Electrical conductivity of point microbridges and phonon and impurity spectroscopy in normal metals
Annotatsiya
A theory of the nonlinear effects in the electrical conductivity of metallic microbridges is constructed which is based on a model consisting of a hole of radius a in an impermeable partition separating two metallic half-spaces. The electron distribution function, which is a function of the coordinates and which is sharply anisotropic in momentum space, and the electric field distribution in the vicinity of the constriction are found in the limit 1 ⪢ a (where 1 is the electron mean free path). The current–voltage characteristic of the bridge contains nonlinearities induced by inelastic relaxation of electrons on phonons and also on impurities with internal degrees of freedom. The second derivative of the current with respect to voltage is proportional to the constriction spectral function G(ω), which differs from the electron–phonon coupling function normally employed g(ω) by the presence of an additional structure factor K(v,v′) allowing for the geometry of the constriction.
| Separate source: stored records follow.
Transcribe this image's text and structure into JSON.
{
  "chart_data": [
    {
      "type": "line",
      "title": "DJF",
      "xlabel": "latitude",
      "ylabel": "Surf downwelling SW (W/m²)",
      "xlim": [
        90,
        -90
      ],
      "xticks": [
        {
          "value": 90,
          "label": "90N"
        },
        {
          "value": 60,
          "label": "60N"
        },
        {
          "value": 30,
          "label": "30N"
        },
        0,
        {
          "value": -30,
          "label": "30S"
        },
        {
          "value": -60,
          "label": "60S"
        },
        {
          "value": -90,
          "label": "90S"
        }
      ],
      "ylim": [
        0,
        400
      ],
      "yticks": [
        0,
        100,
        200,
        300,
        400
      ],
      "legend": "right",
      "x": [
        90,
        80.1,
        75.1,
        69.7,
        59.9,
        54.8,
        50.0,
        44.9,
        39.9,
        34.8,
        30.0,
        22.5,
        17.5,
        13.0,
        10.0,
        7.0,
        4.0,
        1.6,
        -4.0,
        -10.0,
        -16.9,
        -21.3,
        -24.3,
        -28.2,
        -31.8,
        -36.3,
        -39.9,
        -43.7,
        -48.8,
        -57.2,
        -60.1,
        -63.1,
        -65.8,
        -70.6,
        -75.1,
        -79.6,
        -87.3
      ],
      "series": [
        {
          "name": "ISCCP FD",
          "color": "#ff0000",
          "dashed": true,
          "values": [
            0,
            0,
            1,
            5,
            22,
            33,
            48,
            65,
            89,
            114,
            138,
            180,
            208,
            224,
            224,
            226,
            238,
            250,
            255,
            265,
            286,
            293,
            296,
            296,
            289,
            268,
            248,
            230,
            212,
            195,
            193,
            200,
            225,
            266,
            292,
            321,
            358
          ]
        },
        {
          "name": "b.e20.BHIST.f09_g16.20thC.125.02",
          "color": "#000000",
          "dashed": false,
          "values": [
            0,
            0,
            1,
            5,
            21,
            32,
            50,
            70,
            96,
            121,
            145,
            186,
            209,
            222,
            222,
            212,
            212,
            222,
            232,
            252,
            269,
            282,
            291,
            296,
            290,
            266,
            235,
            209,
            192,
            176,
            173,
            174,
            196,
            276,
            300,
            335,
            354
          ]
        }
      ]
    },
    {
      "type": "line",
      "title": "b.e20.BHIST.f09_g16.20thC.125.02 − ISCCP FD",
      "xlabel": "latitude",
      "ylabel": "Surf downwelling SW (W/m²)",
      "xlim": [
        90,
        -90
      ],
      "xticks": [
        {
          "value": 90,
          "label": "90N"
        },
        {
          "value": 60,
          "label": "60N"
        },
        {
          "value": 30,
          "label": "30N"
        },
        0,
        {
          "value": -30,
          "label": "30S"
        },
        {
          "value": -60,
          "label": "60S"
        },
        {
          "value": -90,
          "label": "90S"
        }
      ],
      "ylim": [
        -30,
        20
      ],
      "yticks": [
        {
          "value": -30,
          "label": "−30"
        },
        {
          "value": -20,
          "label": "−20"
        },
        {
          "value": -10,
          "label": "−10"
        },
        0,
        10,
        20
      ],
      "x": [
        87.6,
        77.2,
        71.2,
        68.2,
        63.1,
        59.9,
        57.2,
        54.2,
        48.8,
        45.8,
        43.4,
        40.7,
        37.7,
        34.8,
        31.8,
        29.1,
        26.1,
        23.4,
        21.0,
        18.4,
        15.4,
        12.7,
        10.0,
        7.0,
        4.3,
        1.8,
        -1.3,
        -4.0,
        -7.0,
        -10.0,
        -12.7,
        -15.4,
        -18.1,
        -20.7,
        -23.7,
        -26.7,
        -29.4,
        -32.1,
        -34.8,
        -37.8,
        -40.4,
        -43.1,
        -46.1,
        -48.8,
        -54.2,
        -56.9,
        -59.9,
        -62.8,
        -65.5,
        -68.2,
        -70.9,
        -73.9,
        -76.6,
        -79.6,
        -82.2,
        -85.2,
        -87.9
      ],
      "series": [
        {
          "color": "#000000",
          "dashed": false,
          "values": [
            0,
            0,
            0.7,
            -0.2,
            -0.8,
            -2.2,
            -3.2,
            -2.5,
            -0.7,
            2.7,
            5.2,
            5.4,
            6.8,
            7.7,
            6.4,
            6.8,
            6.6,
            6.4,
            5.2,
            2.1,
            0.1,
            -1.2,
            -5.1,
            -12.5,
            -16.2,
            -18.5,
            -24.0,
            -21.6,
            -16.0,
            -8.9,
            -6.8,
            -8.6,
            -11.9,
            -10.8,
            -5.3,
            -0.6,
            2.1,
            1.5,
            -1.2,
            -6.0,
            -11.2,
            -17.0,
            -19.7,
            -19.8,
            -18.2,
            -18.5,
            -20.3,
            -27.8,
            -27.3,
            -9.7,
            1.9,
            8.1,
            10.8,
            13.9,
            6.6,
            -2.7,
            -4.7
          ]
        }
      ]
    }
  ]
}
At small frequenceis (ω ⪡ ωD) the function G(ω) is proportional to ω4; at frequencies ω ∼ ωD the constriction spectral function G(ω) reflects the singularities of the phonon density of states (including the van Hove singularities). In the case of inelastic scattering of electrons on impurities localized near the hole, the function G(ω) contains peaks corresponding to the discrete impurity excitation levels.